Lehrermangel: Besserung erst in drei Jahren
70 Pflichtschullehrer gehen kommendes Schuljahr in Pension. Dafür werden 110 Absolventen der Pädagogischen Hochschule (PH) in Feldkirch ihren Dienst an den Pflichtschulen aufnehmen. Davon kommen rund zwölf Lehrer aus anderen Bundesländern, fünf aus Deutschland.

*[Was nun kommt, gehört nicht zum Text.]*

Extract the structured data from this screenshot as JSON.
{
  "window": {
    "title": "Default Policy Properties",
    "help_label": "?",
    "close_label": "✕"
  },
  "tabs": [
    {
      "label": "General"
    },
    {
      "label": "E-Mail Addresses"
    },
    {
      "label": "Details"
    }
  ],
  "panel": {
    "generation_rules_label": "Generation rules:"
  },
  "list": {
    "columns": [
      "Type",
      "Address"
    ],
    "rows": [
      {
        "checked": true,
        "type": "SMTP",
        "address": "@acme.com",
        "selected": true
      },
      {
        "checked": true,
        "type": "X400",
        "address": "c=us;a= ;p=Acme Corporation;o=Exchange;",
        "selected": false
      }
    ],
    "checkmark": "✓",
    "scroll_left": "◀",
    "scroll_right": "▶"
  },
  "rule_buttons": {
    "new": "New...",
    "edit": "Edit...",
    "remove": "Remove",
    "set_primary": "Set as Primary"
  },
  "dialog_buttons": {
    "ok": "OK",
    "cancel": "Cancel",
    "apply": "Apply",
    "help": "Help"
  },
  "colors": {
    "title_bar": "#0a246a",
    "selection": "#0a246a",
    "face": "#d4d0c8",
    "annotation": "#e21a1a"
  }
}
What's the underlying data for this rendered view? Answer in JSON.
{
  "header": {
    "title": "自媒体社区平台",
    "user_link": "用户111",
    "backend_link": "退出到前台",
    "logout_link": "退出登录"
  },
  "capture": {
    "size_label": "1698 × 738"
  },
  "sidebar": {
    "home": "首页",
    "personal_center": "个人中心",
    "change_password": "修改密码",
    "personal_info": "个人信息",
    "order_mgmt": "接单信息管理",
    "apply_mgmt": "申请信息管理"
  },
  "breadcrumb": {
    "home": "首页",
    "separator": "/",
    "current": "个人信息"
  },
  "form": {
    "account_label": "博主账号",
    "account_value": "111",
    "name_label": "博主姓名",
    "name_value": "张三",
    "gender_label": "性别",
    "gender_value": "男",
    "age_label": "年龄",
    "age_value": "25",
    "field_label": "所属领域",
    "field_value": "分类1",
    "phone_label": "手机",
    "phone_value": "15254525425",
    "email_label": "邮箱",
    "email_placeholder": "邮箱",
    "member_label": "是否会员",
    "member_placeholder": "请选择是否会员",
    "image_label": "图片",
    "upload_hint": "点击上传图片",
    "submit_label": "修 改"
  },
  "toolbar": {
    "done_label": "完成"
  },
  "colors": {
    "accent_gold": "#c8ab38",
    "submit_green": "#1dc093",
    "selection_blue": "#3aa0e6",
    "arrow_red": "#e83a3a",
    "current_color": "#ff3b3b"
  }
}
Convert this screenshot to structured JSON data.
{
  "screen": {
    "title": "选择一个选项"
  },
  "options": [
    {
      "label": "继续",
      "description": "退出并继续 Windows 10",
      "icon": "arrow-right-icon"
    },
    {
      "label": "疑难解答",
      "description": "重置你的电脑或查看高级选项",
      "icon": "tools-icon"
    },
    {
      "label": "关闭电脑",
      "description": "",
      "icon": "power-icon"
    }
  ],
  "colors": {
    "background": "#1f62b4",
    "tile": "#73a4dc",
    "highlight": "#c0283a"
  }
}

Der vermeintliche Überschuss ist jedoch keiner, denn die zusätzlichen Lehrer werden als Sonderpädagogen, Legasteniebetreuer und Betreuungslehrer eingesetzt. Detaillierte Zahlen gibt es erst am Schulbeginn, bis dahin sind noch Änderungen möglich, sagt Schullandesrat Siegi Stemer.
30 Pädagogen aus anderen Bundesländern
Ähnlich die Situation an den höheren Schulen: Hier gehen 35 Lehrer in Pension, weitere 30 scheiden aus anderen Gründen aus dem Schuldienst. Dafür kommen gut hundert Absolventen von den Universitäten, zirka 20 davon sind Unterrichtspraktikanten, die nur einige Stunden unterrichten. Aus anderen Bundesländern konnten 30 Pädagogen angeworben werden, aus Deutschland zehn bis zwölf.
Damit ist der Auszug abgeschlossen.